O deputado Marquito (Psol), presidente da Comissão de Meio Ambiente e proponente do seminário, explicou que o objetivo é auxiliar as administrações municipais e destacar a relevância de contratos bem estruturados para a prestação de serviços públicos de qualidade. “Prefeitos e servidores precisam estar atentos à necessidade de contratos transparentes, impessoais e que garantam a boa gestão dos recursos públicos, reforçando o combate à corrupção”, afirmou. Ele mencionou casos recentes de improbidade administrativa que levaram a prisões e afastamentos de prefeitos, sobretudo na Operação Mensageiro, deflagrada em 2022 pelo Ministério Público, considerada por ele “um dos maiores escândalos de corrupção”. Marquito acrescentou: “Nosso seminário responde ao desafio constante de contratos complexos e fiscalização limitada nesse setor”.

No primeiro painel, especialistas abordaram as diretrizes e instrumentos para a gestão de resíduos, incluindo a ordem de prioridade na gestão, a importância dos planos e programas, o incentivo a catadores, o acesso a fundos e recursos e a valorização do resíduo como bem econômico. Também foi apresentado um panorama do manejo de resíduos sólidos em Santa Catarina, com base no Sistema Nacional de Informações em Saneamento Básico (Sinisa 2025). Participaram como painelistas, além de Marquito, a engenheira ambiental Luiza Loss e o cientista social Ricardo Abussafy, coordenador da Câmara de Economia Circular no Fórum Brasileiro de Mudanças do Clima.

O segundo painel focou em estratégias e boas práticas para a gestão integrada de resíduos, com ênfase na redução do lixo, no aproveitamento de materiais recicláveis e na criação de sistemas de compostagem para resíduos orgânicos. O evento também busca estimular gestões com metas ecológicas, como desviar resíduos orgânicos dos aterros e transformá-los em recurso, aliando isso à coleta seletiva e ao fortalecimento das cooperativas de catadores. O objetivo é reduzir impactos ambientais e promover sustentabilidade econômica e social. A estratégia se justifica porque os resíduos orgânicos representam cerca de 50% da massa dos aterros e estão entre os principais responsáveis pelos altos custos de gestão, devido à geração de chorume e à necessidade de sistemas de tratamento complexos. Quando não segregados, aumentam despesas com transporte, operação e controle ambiental, enquanto sua valorização pode reduzir custos públicos e prolongar a vida útil dos aterros.

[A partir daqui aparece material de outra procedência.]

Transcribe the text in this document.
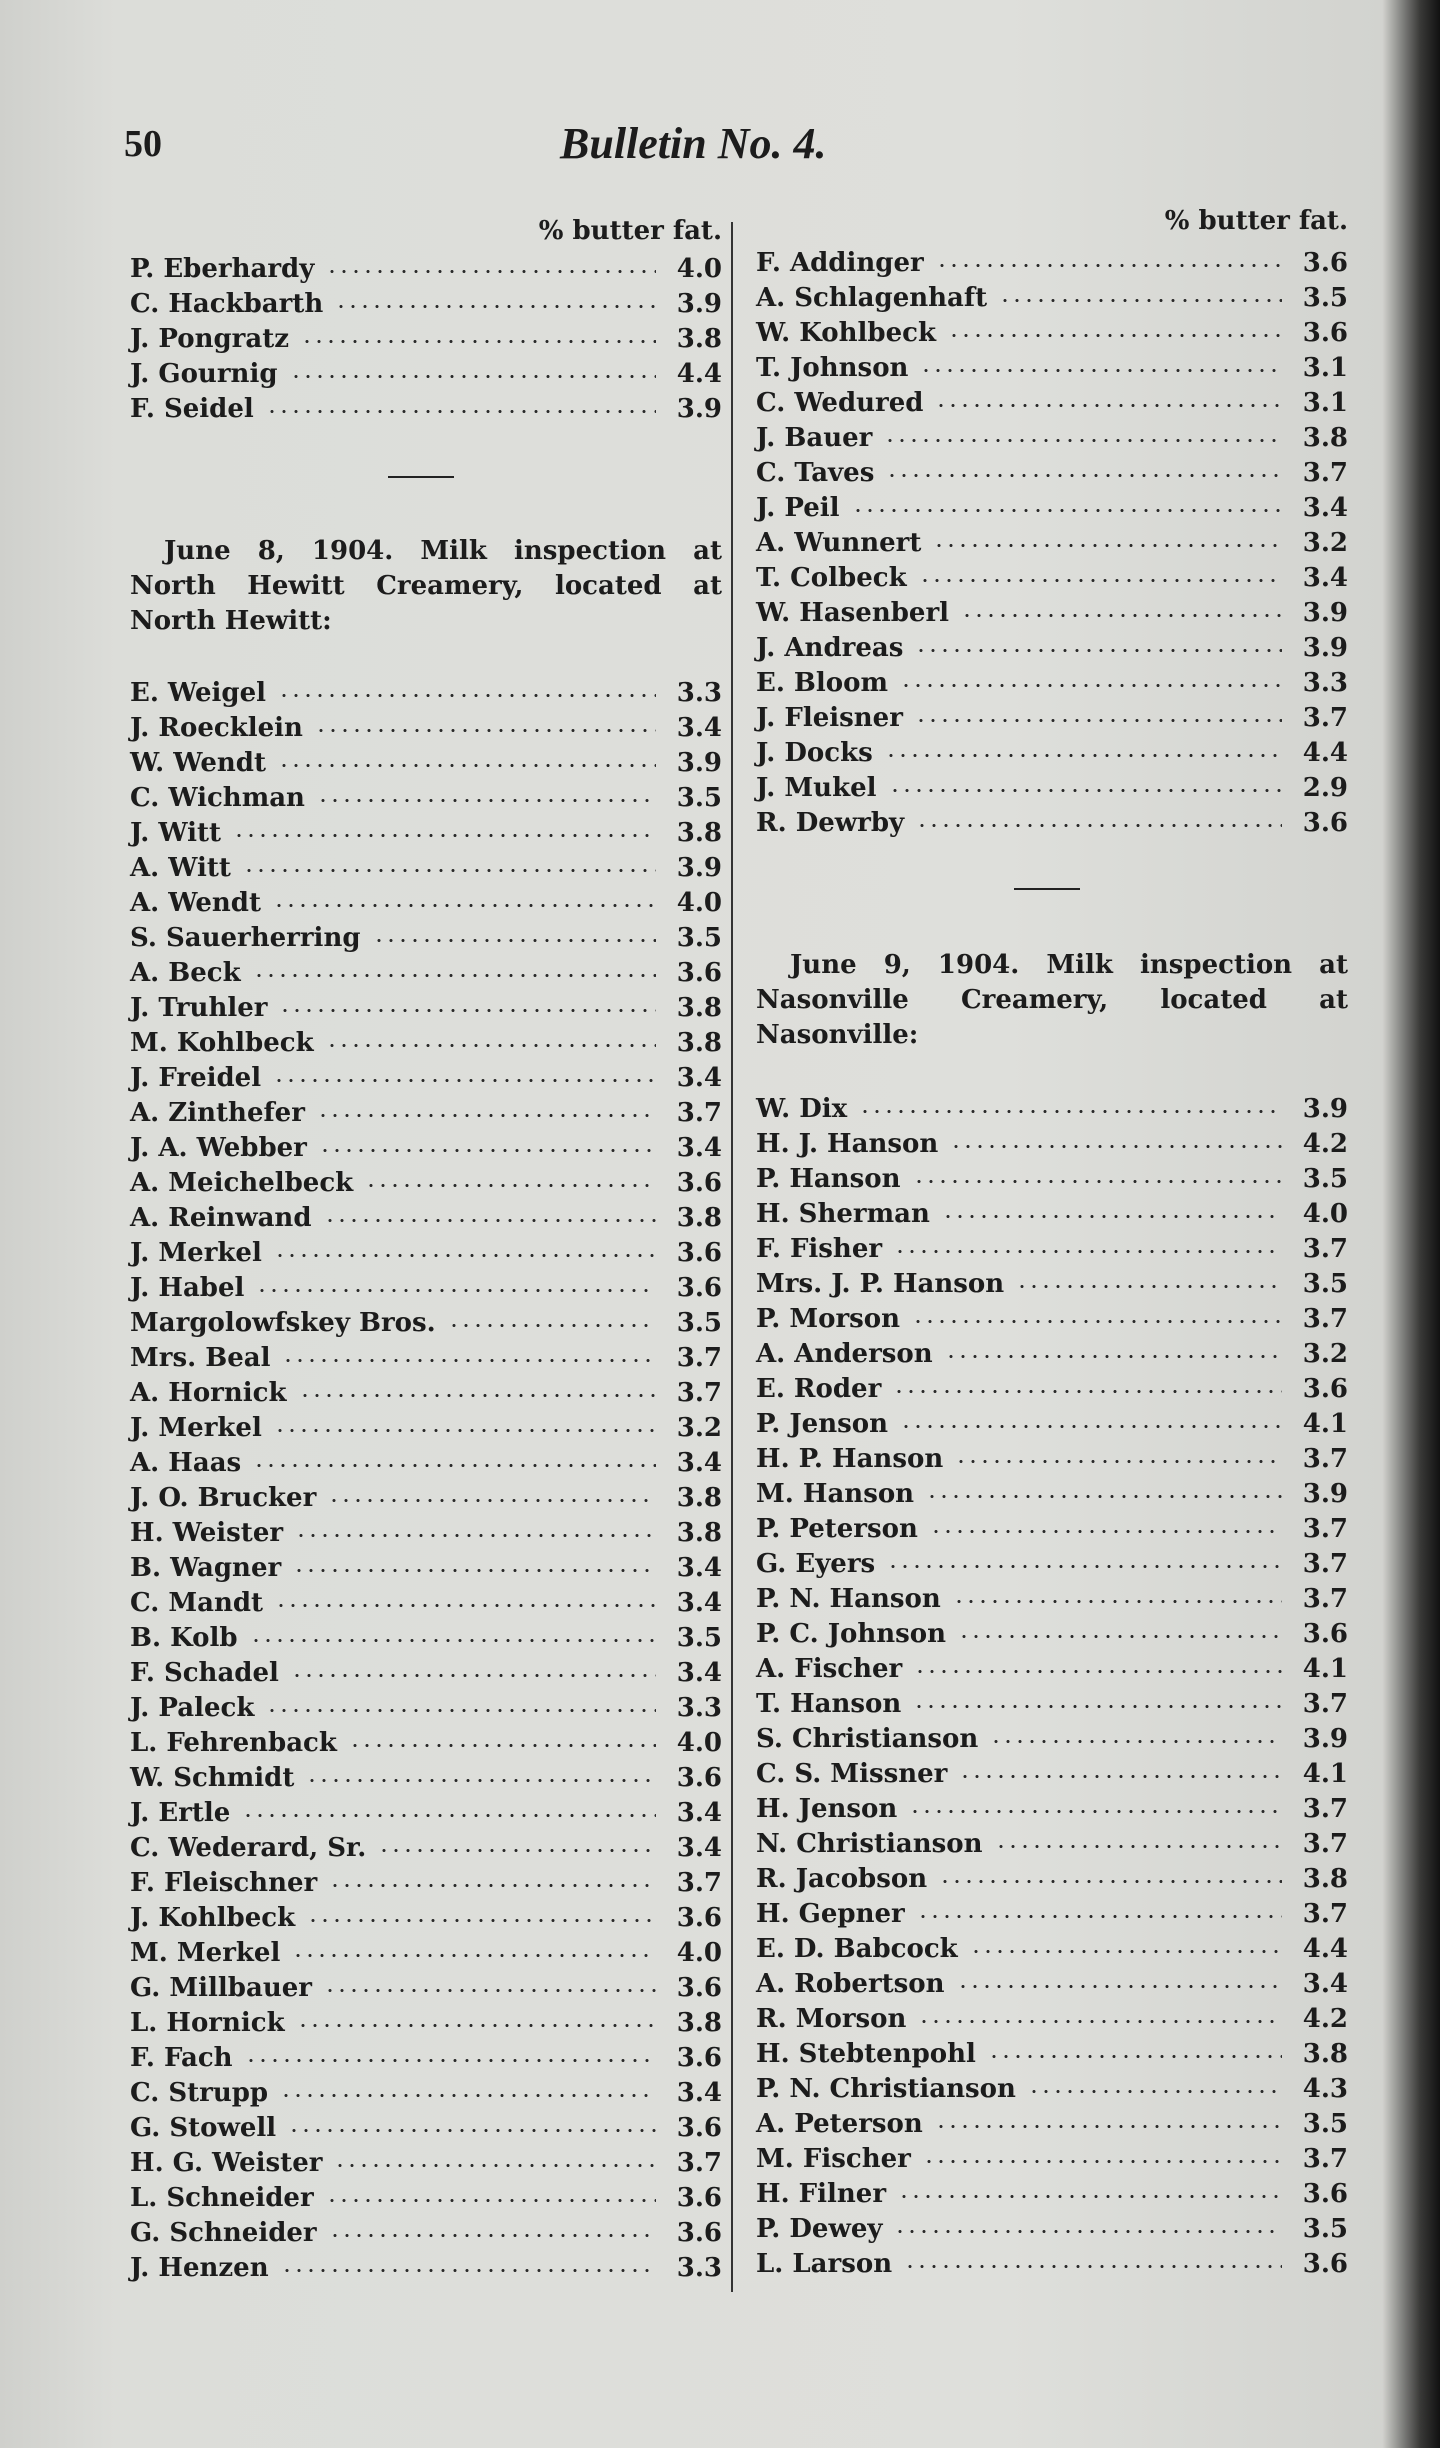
50	Bulletin No. 4.
% butter fat.
P. Eberhardy	4.0
C. Hackbarth	3.9
J. Pongratz	3.8
J. Gournig	4.4
F. Seidel	3.9

June 8, 1904. Milk inspection at North Hewitt Creamery, located at North Hewitt:

E. Weigel	3.3
J. Roecklein	3.4
W. Wendt	3.9
C. Wichman	3.5
J. Witt	3.8
A. Witt	3.9
A. Wendt	4.0
S. Sauerherring	3.5
A. Beck	3.6
J. Truhler	3.8
M. Kohlbeck	3.8
J. Freidel	3.4
A. Zinthefer	3.7
J. A. Webber	3.4
A. Meichelbeck	3.6
A. Reinwand	3.8
J. Merkel	3.6
J. Habel	3.6
Margolowfskey Bros.	3.5
Mrs. Beal	3.7
A. Hornick	3.7
J. Merkel	3.2
A. Haas	3.4
J. O. Brucker	3.8
H. Weister	3.8
B. Wagner	3.4
C. Mandt	3.4
B. Kolb	3.5
F. Schadel	3.4
J. Paleck	3.3
L. Fehrenback	4.0
W. Schmidt	3.6
J. Ertle	3.4
C. Wederard, Sr.	3.4
F. Fleischner	3.7
J. Kohlbeck	3.6
M. Merkel	4.0
G. Millbauer	3.6
L. Hornick	3.8
F. Fach	3.6
C. Strupp	3.4
G. Stowell	3.6
H. G. Weister	3.7
L. Schneider	3.6
G. Schneider	3.6
J. Henzen	3.3
% butter fat.
F. Addinger	3.6
A. Schlagenhaft	3.5
W. Kohlbeck	3.6
T. Johnson	3.1
C. Wedured	3.1
J. Bauer	3.8
C. Taves	3.7
J. Peil	3.4
A. Wunnert	3.2
T. Colbeck	3.4
W. Hasenberl	3.9
J. Andreas	3.9
E. Bloom	3.3
J. Fleisner	3.7
J. Docks	4.4
J. Mukel	2.9
R. Dewrby	3.6

June 9, 1904. Milk inspection at Nasonville Creamery, located at Nasonville:

W. Dix	3.9
H. J. Hanson	4.2
P. Hanson	3.5
H. Sherman	4.0
F. Fisher	3.7
Mrs. J. P. Hanson	3.5
P. Morson	3.7
A. Anderson	3.2
E. Roder	3.6
P. Jenson	4.1
H. P. Hanson	3.7
M. Hanson	3.9
P. Peterson	3.7
G. Eyers	3.7
P. N. Hanson	3.7
P. C. Johnson	3.6
A. Fischer	4.1
T. Hanson	3.7
S. Christianson	3.9
C. S. Missner	4.1
H. Jenson	3.7
N. Christianson	3.7
R. Jacobson	3.8
H. Gepner	3.7
E. D. Babcock	4.4
A. Robertson	3.4
R. Morson	4.2
H. Stebtenpohl	3.8
P. N. Christianson	4.3
A. Peterson	3.5
M. Fischer	3.7
H. Filner	3.6
P. Dewey	3.5
L. Larson	3.6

A gestão integrada dos resíduos sólidos parte do princípio de que o serviço municipal deve funcionar como um sistema contínuo e interdependente. Segundo a justificativa da Comissão de Meio Ambiente, etapas como não geração e redução, segregação na origem, coleta seletiva, pontos de entrega voluntários (PEVs/ecopontos), triagem, tratamento/valorização e disposição final ambientalmente adequada se articulam para aumentar a eficiência e reduzir rejeitos. A ideia é otimizar contratos e operações, aumentar a previsibilidade do serviço e capacitar gestores, técnicos municipais e interessados, incentivando ações ecológicas e eficientes que economizem recursos, ampliem taxas de reciclagem e compostagem e melhorem a qualidade ambiental nos municípios.

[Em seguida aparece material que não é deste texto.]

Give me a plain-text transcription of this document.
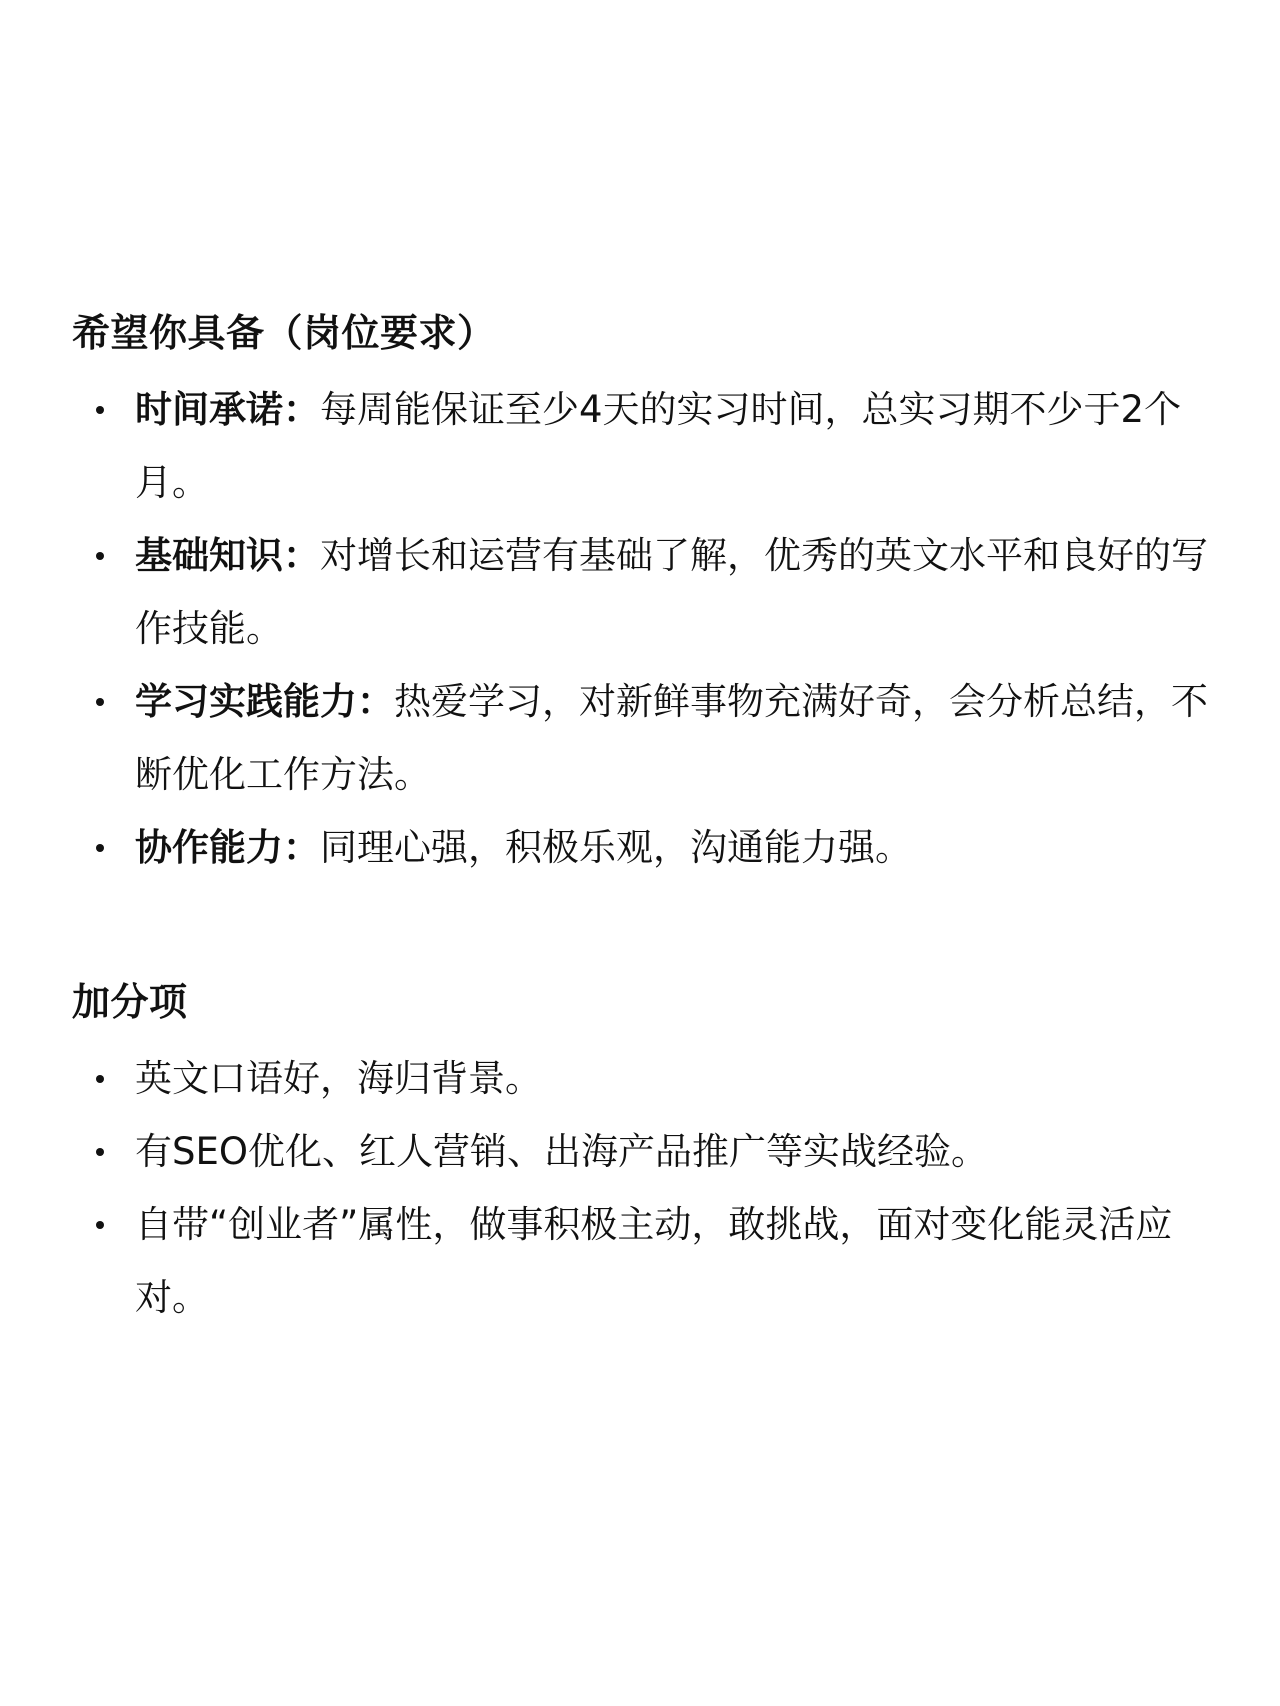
希望你具备（岗位要求）
时间承诺：每周能保证至少4天的实习时间，总实习期不少于2个月。
基础知识：对增长和运营有基础了解，优秀的英文水平和良好的写作技能。
学习实践能力：热爱学习，对新鲜事物充满好奇，会分析总结，不断优化工作方法。
协作能力：同理心强，积极乐观，沟通能力强。
加分项
英文口语好，海归背景。
有SEO优化、红人营销、出海产品推广等实战经验。
自带“创业者”属性，做事积极主动，敢挑战，面对变化能灵活应对。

Outro ponto destacado foi a importância dos catadores de materiais recicláveis. O Brasil gera mais de 80 milhões de toneladas de resíduos por ano, e parte significativa ainda tem destinação inadequada, como lixões ou aterros controlados, apesar dos avanços da PNRS. Estimativas sobre o número de catadores variam de 280 mil a 800 mil pessoas. Dados da Aliança Internacional de Catadores indicam que esses trabalhadores são responsáveis por 90% de tudo que é reciclado no país. “Ou seja, a reciclagem brasileira não acontece apesar dos catadores — ela acontece por causa deles. Mas apenas uma parcela está organizada em cooperativas, pouco mais de 3 mil no país, reunindo cerca de 70 mil trabalhadores, o que mostra o tamanho do desafio, pois a base do sistema é invisível e pouco estruturada”, explicou Marquito.